If ovulation has taken place in the preceding 24 hours, releasing an egg ready to be fertilized, the mature sperm embarks on a long, complicated journey through the tube to the site of potential fertilization.
Egg and sperm meet in the middle of the fallopian tube
How does the sperm steer a course through the fallopian tube? In earlier studies, Prof. Eisenbach discovered that the egg “calls” the mature sperm by releasing a chemical substance. However, the chemical signal can attract the sperm only across a short range; since the tube normally moves in a wavelike fashion, the chemical apparently cannot spread effectively through the entire tube and therefore cannot signal the sperm over longer distances. This chemical attraction mechanism, known as chemotaxis, cannot therefore explain the sperm’s entire journey.
 

Some like it hot

 

Guided by the knowledge that the sperm storage site is about 2 degrees C cooler than the site of fertilization, Eisenbach and his team – Ph.D. students Anat Bahat and Anna Gakamsky, Dr.

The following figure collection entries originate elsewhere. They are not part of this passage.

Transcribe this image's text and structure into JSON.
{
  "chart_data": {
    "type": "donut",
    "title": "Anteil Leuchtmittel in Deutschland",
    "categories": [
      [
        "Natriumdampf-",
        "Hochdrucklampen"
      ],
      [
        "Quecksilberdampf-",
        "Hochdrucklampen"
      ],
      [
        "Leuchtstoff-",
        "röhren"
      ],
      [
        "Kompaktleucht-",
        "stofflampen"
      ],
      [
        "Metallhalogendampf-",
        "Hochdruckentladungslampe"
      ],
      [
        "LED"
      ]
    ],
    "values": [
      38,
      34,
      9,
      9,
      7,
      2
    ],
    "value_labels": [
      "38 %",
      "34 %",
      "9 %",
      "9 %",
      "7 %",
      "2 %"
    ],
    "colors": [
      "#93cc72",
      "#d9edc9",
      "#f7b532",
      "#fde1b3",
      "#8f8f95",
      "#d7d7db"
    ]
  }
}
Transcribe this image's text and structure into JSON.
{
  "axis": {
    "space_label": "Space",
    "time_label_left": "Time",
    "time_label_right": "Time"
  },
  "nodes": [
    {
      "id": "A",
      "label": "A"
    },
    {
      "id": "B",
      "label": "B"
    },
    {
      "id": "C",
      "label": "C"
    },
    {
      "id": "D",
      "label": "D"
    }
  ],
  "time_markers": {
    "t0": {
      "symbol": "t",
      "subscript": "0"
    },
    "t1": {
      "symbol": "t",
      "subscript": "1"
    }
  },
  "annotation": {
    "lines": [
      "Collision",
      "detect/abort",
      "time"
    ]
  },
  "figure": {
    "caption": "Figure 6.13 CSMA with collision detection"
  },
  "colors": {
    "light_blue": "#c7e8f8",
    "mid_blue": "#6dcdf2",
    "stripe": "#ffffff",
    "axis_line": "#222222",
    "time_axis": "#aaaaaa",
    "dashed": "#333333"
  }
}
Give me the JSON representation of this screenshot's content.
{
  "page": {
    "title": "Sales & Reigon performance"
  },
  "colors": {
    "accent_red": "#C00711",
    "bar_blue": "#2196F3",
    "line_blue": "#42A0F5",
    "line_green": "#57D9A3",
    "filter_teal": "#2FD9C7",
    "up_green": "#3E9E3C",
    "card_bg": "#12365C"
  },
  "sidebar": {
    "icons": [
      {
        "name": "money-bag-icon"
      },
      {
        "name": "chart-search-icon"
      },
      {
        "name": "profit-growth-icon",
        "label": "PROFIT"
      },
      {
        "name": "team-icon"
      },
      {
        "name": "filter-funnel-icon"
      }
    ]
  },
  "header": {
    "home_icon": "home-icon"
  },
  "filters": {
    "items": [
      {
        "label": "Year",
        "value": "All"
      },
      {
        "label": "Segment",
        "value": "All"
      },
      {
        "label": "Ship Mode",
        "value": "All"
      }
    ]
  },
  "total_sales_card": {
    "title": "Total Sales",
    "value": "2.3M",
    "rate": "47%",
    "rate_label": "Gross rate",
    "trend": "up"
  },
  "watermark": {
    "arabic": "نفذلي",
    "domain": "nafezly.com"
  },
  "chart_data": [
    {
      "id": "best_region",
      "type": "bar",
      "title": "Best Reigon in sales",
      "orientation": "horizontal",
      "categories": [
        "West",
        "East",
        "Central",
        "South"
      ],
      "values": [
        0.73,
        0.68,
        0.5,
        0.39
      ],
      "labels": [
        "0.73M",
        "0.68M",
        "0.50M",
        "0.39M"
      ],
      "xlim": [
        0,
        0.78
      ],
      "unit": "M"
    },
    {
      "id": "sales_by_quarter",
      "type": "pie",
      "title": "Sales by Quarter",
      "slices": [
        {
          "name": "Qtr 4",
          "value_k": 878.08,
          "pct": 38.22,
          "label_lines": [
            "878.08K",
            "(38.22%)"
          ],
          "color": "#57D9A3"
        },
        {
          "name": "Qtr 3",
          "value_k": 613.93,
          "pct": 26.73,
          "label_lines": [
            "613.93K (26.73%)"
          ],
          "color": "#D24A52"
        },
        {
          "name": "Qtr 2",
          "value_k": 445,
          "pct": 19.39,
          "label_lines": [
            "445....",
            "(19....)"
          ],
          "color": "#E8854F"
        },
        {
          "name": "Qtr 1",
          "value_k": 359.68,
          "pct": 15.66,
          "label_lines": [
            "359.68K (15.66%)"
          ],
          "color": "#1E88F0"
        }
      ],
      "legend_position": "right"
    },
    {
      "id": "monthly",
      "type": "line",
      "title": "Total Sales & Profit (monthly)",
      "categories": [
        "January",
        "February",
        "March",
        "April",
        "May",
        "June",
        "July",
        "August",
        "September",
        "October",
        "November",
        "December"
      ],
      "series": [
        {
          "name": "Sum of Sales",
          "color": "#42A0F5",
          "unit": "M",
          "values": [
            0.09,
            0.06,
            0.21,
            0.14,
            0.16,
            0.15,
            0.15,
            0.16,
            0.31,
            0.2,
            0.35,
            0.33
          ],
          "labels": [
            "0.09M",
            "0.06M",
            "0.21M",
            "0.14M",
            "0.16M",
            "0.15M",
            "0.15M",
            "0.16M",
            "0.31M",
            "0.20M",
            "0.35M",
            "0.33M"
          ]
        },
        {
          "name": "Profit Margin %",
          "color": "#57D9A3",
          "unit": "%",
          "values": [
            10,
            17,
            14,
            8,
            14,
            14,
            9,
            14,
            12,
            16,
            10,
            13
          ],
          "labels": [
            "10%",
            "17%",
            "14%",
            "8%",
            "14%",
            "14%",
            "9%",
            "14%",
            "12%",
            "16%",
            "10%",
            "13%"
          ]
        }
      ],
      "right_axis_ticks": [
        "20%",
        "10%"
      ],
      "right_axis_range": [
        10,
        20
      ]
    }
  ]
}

Ilan Tur-Kaspa from the Barzilai Medical Center in Ashkelon and visiting Argentinean scientist Dr. Laura C. Giojalas – hypothesized that sperm may be attracted to the fertilization site by a difference in temperature. The technical term for such attraction is thermotaxis.
 
To test this theory, the team built a model of the fertilization process consisting of the sperm storage site, the area where fertilization takes place and the tube in between. They then heated the sperm storage site to a temperature of 37 degrees C (98.6 degrees F) and the fertilization site to the slightly warmer temperature of 39 degrees C (102.2 degrees F), and checked the effect of this setup on the behavior of rabbit sperm. 
 
The findings were clear: The rabbit sperm were indeed sensitive to heat and moved quickly to the warmer fertilization area. On gradually reducing the difference in temperature, the scientists found that even a half-degree difference was enough to attract the sperm. Moreover, they found that only mature sperm – those most likely to penetrate the egg – are heat sensitive.
 
“Apparently, sperm are guided by temperature in their travels through most of the fallopian tube,” says Eisenbach. “Only when they near the fertilization site do they navigate by tuning in to the egg’s chemical call.”
 
The team’s findings were replicated in further research with human sperm, conducted in collaboration with Prof. Haim Breitbart of Bar-Ilan University.
 
Prof. Michael Eisenbach is the incumbent of the Jack and Simon Djanogly Chair of Carbohydrate Biochemistry.